Un océan à seulement quelques kilomètres sous la surface glacée d'Encelade

Avec ses éruptions de glace et de vapeur et son océan recouvert par une coquille de glace, Encelade est une des lunes les plus fascinantes de tout le système solaire, d'autant plus que les interprétations des données fournies par la sonde Cassini étaient contradictoires jusqu'à présent. Une équipe internationale, comprenant des chercheurs du Laboratoire de planétologie géodynamique de Nantes (CNRS/Université de Nantes/Université d'Angers)1, a proposé un nouveau modèle qui réconcilie les différents jeux de données et montre que la couche de glace au pôle Sud d'Encelade ne ferait que quelques kilomètres d'épaisseur. Ceci implique une intense source de chaleur à l'intérieur d'Encelade, un élément supplémentaire pour le possible développement de la vie dans l'océan de cette lune de Saturne. L'étude vient d'être publiée en ligne sur le site de Geophysical Research Letters.

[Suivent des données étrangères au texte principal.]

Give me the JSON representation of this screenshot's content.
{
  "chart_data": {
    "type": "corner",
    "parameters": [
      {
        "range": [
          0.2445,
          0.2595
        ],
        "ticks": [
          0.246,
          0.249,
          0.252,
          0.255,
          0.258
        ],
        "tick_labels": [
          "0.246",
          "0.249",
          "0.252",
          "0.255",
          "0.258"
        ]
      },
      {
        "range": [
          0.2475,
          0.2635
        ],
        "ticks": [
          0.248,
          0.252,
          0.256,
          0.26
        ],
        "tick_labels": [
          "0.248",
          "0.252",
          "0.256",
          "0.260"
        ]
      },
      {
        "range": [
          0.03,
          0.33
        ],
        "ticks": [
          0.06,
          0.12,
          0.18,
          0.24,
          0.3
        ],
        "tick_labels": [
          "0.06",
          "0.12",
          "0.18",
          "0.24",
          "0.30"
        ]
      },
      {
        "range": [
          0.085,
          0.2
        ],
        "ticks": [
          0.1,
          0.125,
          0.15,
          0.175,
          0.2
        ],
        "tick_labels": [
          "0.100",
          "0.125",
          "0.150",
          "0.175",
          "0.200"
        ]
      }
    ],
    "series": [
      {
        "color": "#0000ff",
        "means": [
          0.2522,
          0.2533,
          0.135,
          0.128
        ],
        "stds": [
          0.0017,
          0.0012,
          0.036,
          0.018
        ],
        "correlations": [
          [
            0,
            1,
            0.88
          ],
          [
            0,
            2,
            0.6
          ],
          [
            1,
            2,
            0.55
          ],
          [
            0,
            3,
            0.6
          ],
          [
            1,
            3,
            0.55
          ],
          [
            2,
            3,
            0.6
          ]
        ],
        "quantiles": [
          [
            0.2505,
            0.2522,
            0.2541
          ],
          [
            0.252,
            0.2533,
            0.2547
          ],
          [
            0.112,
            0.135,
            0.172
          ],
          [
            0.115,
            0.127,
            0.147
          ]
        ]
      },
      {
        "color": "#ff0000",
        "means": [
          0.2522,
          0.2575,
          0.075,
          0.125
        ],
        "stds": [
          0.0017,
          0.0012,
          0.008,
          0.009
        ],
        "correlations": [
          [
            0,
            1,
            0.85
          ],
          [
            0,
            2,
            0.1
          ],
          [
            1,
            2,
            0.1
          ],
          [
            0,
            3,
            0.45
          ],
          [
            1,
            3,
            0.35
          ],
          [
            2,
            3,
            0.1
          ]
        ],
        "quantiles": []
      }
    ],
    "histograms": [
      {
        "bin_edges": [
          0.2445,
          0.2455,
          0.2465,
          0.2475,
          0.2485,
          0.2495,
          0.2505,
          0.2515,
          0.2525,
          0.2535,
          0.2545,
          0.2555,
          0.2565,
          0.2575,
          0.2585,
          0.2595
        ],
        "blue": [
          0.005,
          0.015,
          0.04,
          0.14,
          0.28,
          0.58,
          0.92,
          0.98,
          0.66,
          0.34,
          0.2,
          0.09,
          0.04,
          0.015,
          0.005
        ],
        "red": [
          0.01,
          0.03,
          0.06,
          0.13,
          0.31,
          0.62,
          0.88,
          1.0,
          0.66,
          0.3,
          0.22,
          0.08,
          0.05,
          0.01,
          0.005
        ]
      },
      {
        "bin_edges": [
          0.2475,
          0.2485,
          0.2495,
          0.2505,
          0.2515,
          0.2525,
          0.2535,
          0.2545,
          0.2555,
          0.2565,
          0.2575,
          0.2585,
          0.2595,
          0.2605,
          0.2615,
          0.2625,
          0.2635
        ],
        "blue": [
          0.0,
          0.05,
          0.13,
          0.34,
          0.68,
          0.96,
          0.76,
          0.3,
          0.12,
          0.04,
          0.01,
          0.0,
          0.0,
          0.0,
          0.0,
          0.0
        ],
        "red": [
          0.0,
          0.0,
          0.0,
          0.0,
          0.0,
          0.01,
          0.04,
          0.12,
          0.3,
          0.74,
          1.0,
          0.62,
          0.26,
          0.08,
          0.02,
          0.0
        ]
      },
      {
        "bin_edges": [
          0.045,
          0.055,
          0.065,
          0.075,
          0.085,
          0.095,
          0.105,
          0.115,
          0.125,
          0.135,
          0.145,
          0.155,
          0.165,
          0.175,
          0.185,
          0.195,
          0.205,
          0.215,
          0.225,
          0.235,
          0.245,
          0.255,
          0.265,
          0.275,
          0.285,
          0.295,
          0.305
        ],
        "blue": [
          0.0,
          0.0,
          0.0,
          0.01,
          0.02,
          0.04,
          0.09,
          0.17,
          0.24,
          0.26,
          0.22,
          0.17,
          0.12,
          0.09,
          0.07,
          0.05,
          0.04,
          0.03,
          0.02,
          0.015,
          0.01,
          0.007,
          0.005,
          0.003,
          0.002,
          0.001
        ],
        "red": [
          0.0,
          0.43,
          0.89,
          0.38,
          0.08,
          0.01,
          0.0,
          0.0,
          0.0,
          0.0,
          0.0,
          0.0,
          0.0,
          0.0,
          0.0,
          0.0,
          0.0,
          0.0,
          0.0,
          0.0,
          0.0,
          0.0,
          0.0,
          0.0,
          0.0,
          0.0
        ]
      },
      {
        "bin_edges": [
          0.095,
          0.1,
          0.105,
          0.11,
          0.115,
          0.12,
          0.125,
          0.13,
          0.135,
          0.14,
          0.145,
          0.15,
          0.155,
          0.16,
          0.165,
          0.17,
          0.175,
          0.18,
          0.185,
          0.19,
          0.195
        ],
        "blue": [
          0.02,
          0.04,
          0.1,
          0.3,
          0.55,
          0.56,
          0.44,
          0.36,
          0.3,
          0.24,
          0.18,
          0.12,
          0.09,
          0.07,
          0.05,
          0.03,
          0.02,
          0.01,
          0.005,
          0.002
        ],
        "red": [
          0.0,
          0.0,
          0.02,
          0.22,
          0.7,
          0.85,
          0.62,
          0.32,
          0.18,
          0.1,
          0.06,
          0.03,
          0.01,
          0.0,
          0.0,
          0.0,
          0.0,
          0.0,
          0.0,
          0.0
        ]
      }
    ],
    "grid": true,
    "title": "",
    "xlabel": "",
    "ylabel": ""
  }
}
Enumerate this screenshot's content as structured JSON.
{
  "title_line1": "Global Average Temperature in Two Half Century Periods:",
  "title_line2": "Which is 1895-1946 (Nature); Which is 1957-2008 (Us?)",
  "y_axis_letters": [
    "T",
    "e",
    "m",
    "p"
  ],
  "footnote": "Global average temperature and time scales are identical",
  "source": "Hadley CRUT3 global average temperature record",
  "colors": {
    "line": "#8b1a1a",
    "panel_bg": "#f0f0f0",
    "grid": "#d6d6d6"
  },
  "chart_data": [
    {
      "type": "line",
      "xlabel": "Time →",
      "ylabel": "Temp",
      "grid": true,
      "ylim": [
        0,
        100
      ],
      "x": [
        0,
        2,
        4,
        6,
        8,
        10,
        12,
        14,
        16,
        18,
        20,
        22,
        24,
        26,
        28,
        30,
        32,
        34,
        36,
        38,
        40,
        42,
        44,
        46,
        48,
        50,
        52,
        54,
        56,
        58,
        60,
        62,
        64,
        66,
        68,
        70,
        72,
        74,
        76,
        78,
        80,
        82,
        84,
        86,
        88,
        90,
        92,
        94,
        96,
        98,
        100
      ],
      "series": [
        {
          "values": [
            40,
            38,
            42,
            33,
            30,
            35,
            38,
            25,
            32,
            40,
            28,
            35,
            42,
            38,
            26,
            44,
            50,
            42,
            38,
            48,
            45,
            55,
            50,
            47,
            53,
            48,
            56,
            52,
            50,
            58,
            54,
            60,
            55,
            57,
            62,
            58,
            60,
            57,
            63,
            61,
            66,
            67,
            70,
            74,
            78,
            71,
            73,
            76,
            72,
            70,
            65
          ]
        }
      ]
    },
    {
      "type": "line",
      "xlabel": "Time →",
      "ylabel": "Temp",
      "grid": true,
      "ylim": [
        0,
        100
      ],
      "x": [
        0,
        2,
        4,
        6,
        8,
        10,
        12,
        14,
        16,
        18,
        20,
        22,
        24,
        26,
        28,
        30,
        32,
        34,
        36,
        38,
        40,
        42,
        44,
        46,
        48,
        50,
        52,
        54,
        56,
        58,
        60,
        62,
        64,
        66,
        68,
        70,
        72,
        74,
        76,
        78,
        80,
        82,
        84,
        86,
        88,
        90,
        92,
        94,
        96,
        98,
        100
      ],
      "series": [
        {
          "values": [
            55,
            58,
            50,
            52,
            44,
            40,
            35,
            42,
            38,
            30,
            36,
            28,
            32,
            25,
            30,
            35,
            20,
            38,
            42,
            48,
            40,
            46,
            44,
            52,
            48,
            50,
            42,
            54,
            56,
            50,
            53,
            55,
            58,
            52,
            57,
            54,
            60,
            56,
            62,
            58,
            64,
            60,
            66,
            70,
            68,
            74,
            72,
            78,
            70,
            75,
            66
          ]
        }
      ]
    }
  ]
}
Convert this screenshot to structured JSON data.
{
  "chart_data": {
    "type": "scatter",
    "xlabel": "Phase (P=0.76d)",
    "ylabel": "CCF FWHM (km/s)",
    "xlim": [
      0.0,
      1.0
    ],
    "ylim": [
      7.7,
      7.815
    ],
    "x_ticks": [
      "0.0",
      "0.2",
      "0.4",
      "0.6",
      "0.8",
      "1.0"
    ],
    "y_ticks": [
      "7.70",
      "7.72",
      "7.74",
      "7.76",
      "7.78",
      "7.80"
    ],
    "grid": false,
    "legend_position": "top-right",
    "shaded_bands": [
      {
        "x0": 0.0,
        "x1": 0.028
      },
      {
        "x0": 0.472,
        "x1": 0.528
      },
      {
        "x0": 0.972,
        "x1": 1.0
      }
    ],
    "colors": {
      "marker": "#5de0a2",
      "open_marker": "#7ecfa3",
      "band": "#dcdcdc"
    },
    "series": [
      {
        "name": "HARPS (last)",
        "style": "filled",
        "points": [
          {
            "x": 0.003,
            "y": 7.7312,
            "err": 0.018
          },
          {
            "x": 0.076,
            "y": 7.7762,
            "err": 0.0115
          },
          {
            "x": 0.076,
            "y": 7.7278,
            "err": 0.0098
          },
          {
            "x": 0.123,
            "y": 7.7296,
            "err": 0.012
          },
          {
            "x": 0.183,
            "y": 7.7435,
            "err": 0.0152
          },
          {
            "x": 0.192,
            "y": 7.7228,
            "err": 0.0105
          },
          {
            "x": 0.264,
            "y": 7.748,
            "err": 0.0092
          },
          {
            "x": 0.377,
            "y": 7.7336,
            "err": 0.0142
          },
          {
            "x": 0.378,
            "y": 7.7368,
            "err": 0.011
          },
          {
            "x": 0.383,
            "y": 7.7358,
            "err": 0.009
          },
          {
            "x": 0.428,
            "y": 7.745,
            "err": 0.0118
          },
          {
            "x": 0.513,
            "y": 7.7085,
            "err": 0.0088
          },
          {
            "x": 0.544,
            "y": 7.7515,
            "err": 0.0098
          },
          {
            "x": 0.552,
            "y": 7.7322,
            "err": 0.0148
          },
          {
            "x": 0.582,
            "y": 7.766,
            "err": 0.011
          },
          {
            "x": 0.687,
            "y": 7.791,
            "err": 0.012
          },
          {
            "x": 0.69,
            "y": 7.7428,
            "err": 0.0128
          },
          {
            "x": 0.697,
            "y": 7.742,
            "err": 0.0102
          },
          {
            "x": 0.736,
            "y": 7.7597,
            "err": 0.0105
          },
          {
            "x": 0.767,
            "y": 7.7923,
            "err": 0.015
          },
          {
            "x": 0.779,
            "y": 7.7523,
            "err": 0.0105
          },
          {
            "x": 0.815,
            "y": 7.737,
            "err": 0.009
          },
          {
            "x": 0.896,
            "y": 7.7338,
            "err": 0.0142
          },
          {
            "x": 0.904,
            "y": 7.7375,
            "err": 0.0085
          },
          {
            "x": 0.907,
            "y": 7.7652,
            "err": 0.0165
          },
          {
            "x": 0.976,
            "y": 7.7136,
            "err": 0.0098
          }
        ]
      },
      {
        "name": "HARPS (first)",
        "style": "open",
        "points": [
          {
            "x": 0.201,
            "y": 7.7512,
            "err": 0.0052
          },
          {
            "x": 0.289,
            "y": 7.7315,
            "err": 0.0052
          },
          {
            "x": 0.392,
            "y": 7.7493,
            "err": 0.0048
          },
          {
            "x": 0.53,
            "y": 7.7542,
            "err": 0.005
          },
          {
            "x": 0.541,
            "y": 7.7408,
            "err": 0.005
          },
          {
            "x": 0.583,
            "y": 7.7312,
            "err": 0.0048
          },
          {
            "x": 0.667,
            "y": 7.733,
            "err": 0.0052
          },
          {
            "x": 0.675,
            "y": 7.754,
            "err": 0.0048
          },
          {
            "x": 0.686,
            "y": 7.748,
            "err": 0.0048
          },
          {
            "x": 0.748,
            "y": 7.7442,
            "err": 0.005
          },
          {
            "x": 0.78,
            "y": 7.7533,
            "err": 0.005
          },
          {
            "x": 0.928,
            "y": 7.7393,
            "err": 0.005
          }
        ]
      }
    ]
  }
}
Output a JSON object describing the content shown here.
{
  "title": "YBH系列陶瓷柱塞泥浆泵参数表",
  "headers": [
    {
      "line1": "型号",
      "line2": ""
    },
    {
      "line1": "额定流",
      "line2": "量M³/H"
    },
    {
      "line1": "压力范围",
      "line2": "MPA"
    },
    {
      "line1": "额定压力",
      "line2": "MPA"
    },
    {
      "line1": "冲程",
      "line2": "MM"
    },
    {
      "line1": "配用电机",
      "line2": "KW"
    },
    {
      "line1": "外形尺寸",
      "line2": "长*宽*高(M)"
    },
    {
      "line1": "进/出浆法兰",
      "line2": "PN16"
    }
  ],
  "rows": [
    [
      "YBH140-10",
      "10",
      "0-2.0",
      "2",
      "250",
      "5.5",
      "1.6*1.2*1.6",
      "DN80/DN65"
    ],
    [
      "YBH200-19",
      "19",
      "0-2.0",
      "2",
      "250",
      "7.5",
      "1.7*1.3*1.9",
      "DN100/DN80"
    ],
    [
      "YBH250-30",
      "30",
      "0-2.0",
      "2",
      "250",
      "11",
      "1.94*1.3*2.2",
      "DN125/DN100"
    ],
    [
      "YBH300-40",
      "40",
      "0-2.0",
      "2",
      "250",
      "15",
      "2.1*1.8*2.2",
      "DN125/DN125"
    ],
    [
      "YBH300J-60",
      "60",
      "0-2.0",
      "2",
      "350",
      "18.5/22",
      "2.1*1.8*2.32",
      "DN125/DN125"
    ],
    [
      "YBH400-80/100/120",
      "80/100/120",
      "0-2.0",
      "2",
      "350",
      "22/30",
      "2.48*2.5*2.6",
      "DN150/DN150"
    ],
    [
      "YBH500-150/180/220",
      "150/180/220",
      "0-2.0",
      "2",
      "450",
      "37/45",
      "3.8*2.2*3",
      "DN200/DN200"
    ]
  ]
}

Les premières interprétations des mesures de Cassini au-dessus d'Encelade estimaient que sa couche de glace allait de 30 à 40 km d'épaisseur au niveau du pôle Sud, jusqu'à 60 km à l'équateur. Ces modèles ne parvenaient pas à trancher la question de savoir si son océan s'étendait ou non sous l'ensemble de la banquise. Mais la découverte en 2015 d'une modulation de la rotation d'Encelade, appelée « libration » et liée aux effets de marée, implique un océan global et une couche de glace bien plus fine que prévu, de l'ordre de 20 km en moyenne. Cette épaisseur paraissait néanmoins incompatible avec les autres données sur le champ de gravité et la topographie.

Afin de réconcilier ces différentes contraintes, les chercheurs ont proposé un nouveau modèle dans lequel les deux cents premiers mètres de la couche de glace fonctionnent comme une coquille élastique. Selon ces travaux, Encelade se compose successivement d'un noyau rocheux de 185 km de rayon, d'un océan intérieur d'environ 45 km d'épaisseur, isolé de la surface par une couche de glace d'environ 20 km d'épaisseur en moyenne, sauf au pôle Sud où elle ferait moins de 5 km. Dans ce modèle, l'océan sous-glaciaire représente 40 % du volume total du satellite et sa teneur en sel y est estimée équivalente à celle des océans de la planète Terre.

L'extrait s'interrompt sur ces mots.